Presiden Rusia Vladimir Putin diminta menghentikan gangguan terhadap pemilihan presiden AS (Foto: Maxim Shemetov/Reuters)

Presiden Rusia Vladimir Putin diminta menghentikan gangguan terhadap pemilihan presiden AS (Foto: Maxim Shemetov/Reuters)

WASHINGTON – Dua legislator asal Partai Demokrat (Senator Dianne Feinstein dan anggota DPR Adam Schiff) menuduh Rusia berusaha mengganggu pemilihan presiden (pilpres) Amerika Serikat (AS) pada 8 November 2016. Keduanya meminta Presiden Vladimir Putin untuk menghentikan gangguan tersebut.

“Berdasarkan instruksi yang kami terima, kami menyimpulkan badan intelijen Rusia tengah melakukan langkah dan upaya serius untuk mengganggu pemilihan presiden AS,” sebut keduanya dalam pernyataan bersama, sebagaimana dikutip Reuters, Jumat (23/9/2016).

Mereka menyebut tindakan itu dilakukan Negeri Beruang Merah untuk menyebarkan keraguan tentang keamanan pemilihan presiden AS. Perintah semacam itu hanya bisa dikeluarkan oleh pejabat-pejabat senior di pemerintahan Rusia.

“Kami meminta Presiden Putin untuk segera memerintahkan penghentian aktivitas tersebut. Amerika tidak akan membiarkan pemerintah asing mengganggu pemilihan presiden. Kami berharap seluruh Amerika berdiri bersama kami dan menolak upaya Rusia,” sambung pernyataan tersebut.

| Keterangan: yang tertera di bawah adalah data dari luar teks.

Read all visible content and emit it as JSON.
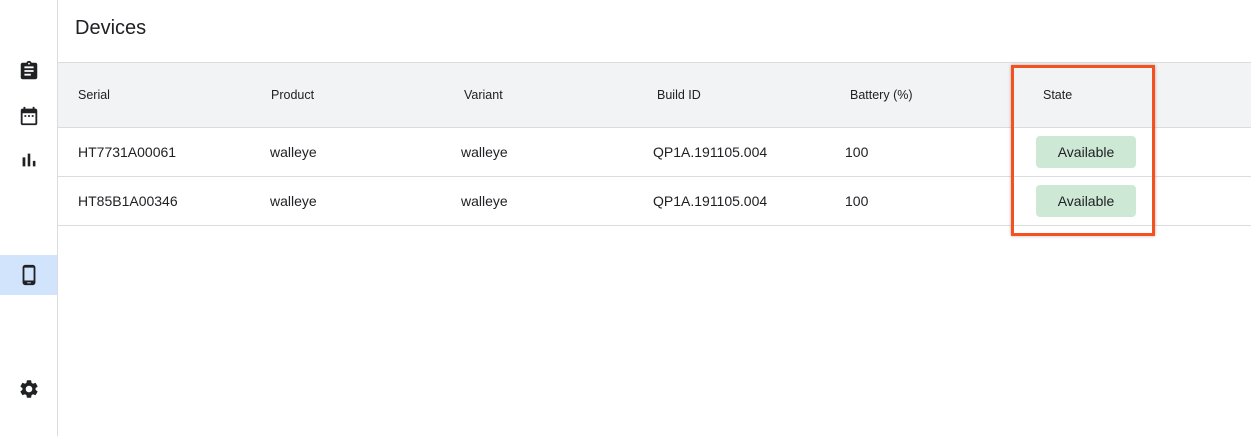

Sejumlah tokoh di pemerintahan Presiden Barack Obama menuduh kelompok yang menamakan diri mereka DC Leaks berupaya mengganggu jalannya pemilihan. Namun, pihak Washington tidak secara langsung menyalahkan pemerintah Rusia dalam serangkaian aksi peretasan dan pembajakan.

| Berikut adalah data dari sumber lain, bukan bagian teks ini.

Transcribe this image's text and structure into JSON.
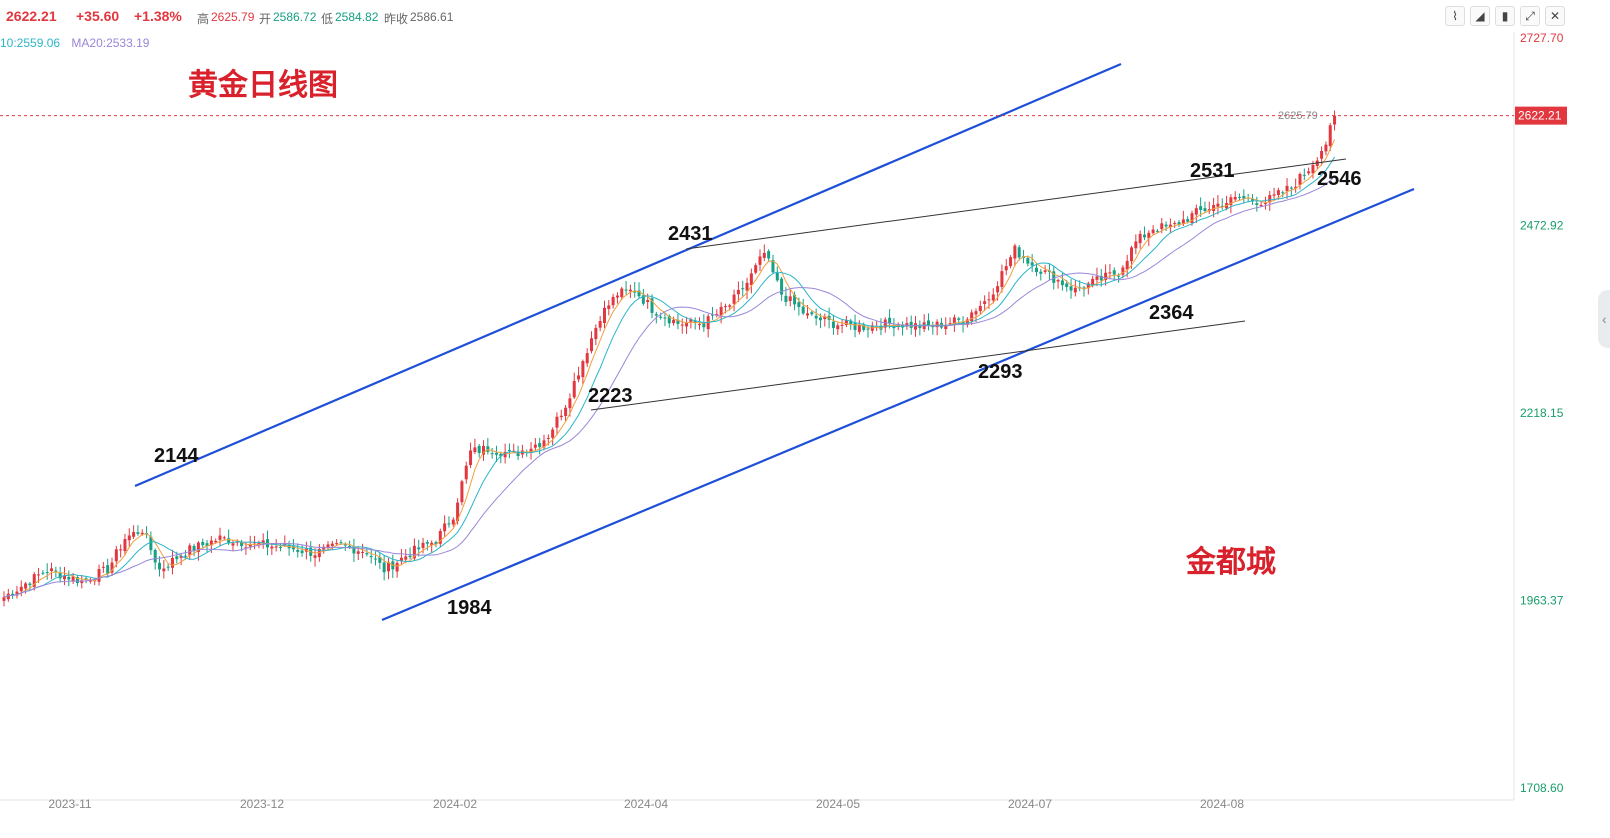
{
  "header": {
    "price": "2622.21",
    "change": "+35.60",
    "change_pct": "+1.38%",
    "high_label": "高",
    "high": "2625.79",
    "open_label": "开",
    "open": "2586.72",
    "low_label": "低",
    "low": "2584.82",
    "prev_close_label": "昨收",
    "prev_close": "2586.61"
  },
  "ma_legend": {
    "ma10": "10:2559.06",
    "ma20": "MA20:2533.19"
  },
  "toolbar": {
    "icons": [
      "line-chart-icon",
      "area-chart-icon",
      "candle-chart-icon",
      "expand-icon",
      "close-icon"
    ]
  },
  "colors": {
    "up": "#e2373f",
    "down": "#16a085",
    "ma5": "#f0a040",
    "ma10": "#2bb5c8",
    "ma20": "#9a86d8",
    "trend_channel": "#1e4fd8",
    "trend_thin": "#333333",
    "title": "#d9212b"
  },
  "chart_data": {
    "type": "candlestick",
    "title": "黄金日线图",
    "watermark": "金都城",
    "y_ticks": [
      "2727.70",
      "2472.92",
      "2218.15",
      "1963.37",
      "1708.60"
    ],
    "y_tick_values": [
      2727.7,
      2472.92,
      2218.15,
      1963.37,
      1708.6
    ],
    "ylim": [
      1708.6,
      2727.7
    ],
    "current_price_tag": "2622.21",
    "current_price": 2622.21,
    "high_marker": "2625.79",
    "high_marker_value": 2625.79,
    "x_ticks": [
      "2023-11",
      "2023-12",
      "2024-02",
      "2024-04",
      "2024-05",
      "2024-07",
      "2024-08"
    ],
    "annotations": [
      {
        "text": "2144",
        "value": 2144
      },
      {
        "text": "1984",
        "value": 1984
      },
      {
        "text": "2223",
        "value": 2223
      },
      {
        "text": "2431",
        "value": 2431
      },
      {
        "text": "2293",
        "value": 2293
      },
      {
        "text": "2364",
        "value": 2364
      },
      {
        "text": "2531",
        "value": 2531
      },
      {
        "text": "2546",
        "value": 2546
      }
    ],
    "trendlines": [
      "upper-channel",
      "lower-channel",
      "upper-thin",
      "lower-thin"
    ],
    "anchors": [
      [
        0,
        1968
      ],
      [
        10,
        2005
      ],
      [
        18,
        1990
      ],
      [
        24,
        2005
      ],
      [
        28,
        2048
      ],
      [
        32,
        2060
      ],
      [
        36,
        2005
      ],
      [
        42,
        2030
      ],
      [
        50,
        2048
      ],
      [
        58,
        2040
      ],
      [
        66,
        2035
      ],
      [
        72,
        2028
      ],
      [
        78,
        2038
      ],
      [
        84,
        2030
      ],
      [
        88,
        2005
      ],
      [
        94,
        2028
      ],
      [
        100,
        2045
      ],
      [
        104,
        2080
      ],
      [
        108,
        2165
      ],
      [
        112,
        2170
      ],
      [
        118,
        2162
      ],
      [
        124,
        2178
      ],
      [
        126,
        2188
      ],
      [
        130,
        2230
      ],
      [
        134,
        2290
      ],
      [
        138,
        2350
      ],
      [
        142,
        2380
      ],
      [
        146,
        2385
      ],
      [
        150,
        2360
      ],
      [
        156,
        2340
      ],
      [
        162,
        2340
      ],
      [
        168,
        2365
      ],
      [
        172,
        2395
      ],
      [
        176,
        2435
      ],
      [
        180,
        2380
      ],
      [
        186,
        2350
      ],
      [
        192,
        2340
      ],
      [
        198,
        2335
      ],
      [
        206,
        2340
      ],
      [
        214,
        2335
      ],
      [
        222,
        2345
      ],
      [
        228,
        2375
      ],
      [
        234,
        2440
      ],
      [
        238,
        2420
      ],
      [
        242,
        2405
      ],
      [
        248,
        2385
      ],
      [
        254,
        2400
      ],
      [
        258,
        2410
      ],
      [
        262,
        2450
      ],
      [
        266,
        2470
      ],
      [
        270,
        2470
      ],
      [
        276,
        2490
      ],
      [
        280,
        2500
      ],
      [
        286,
        2510
      ],
      [
        292,
        2505
      ],
      [
        298,
        2525
      ],
      [
        302,
        2550
      ],
      [
        306,
        2585
      ],
      [
        308,
        2620
      ]
    ]
  }
}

Rusia berkali-kali menolak tuduhan-tuduhan tersebut. Moskow menyatakan diri netral dalam pemilihan presiden. Vladimir Putin bahkan mengaku siap bekerja sama dengan siapa pun Presiden AS berikutnya pengganti Barack Obama, baik itu Hillary Clinton mau pun Donald Trump.